While lenders “don’t want to be in the business of owning real estate,” there are situations in the current mortgage market where they are more likely to foreclose than they might have been in recent years, a panel of experts said Wednesday at the American Bankruptcy Institute’s Subprime Webinar.

“Lenders are sophisticated in dealing with foreclosures and workouts, so they will try to work with people who come to them with a reasonable debt repayment plan,” said Prof. Anthony M. Yezer of the George Washington University Department of Economics. “However, many of borrowers don’t contact the lenders.”

Also complicating any attempts to work out a payment plan is that many of the lenders have sold the loans in the secondary market and those investors want their returns, making workouts more difficult, said Ronald F. Greenspan, the senior managing director, west region, for FTI Consulting.

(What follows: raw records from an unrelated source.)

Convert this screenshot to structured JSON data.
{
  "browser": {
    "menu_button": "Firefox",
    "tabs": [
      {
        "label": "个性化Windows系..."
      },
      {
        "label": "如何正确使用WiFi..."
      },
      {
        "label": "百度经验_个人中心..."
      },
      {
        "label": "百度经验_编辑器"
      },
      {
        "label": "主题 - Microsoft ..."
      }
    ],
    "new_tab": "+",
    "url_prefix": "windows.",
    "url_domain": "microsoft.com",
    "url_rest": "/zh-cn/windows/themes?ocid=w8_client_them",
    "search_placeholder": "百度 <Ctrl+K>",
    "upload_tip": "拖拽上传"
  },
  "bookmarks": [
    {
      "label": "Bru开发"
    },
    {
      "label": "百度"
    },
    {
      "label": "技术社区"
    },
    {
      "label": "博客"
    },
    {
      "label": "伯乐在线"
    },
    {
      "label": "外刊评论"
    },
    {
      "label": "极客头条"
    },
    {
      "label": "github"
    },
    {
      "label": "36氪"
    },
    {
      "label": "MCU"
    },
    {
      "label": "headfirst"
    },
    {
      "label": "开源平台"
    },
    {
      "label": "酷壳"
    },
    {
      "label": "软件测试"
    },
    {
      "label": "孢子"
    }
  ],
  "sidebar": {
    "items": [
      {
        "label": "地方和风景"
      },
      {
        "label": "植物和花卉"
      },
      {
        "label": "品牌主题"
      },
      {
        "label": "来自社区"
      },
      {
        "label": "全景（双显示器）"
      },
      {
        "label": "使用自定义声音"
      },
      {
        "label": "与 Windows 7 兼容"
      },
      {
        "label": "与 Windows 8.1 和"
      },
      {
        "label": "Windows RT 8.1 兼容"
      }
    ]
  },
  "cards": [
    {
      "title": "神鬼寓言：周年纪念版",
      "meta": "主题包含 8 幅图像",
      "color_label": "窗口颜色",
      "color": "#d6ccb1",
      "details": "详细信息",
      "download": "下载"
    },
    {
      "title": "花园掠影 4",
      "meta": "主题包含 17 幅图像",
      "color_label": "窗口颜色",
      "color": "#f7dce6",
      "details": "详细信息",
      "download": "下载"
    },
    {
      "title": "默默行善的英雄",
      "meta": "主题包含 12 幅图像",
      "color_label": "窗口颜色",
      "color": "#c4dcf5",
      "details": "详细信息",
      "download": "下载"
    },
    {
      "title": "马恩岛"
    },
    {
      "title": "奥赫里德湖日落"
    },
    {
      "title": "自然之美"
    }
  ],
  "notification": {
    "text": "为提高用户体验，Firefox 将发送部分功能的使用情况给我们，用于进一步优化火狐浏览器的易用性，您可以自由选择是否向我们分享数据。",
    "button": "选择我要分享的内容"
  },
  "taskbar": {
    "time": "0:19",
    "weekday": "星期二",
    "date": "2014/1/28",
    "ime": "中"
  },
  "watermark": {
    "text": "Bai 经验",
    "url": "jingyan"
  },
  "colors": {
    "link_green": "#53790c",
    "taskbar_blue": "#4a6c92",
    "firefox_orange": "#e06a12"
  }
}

Any such repayment plans may still involve payments the borrower can’t make without changing discretionary spending habits, Greenspan added. “A lot of people are unwilling to make the sacrifices necessary to obtain the restructured debt.”

Another factor, according to Greenspan, is that the prices of real estate will continue to fall in some markets for a couple of years before stabilizing. If the borrower is planning to leave the property in that amount of time — sometimes just defaulting on the mortgage even if it has been restructured — then it is in the lender’s interest to foreclose sooner rather than later.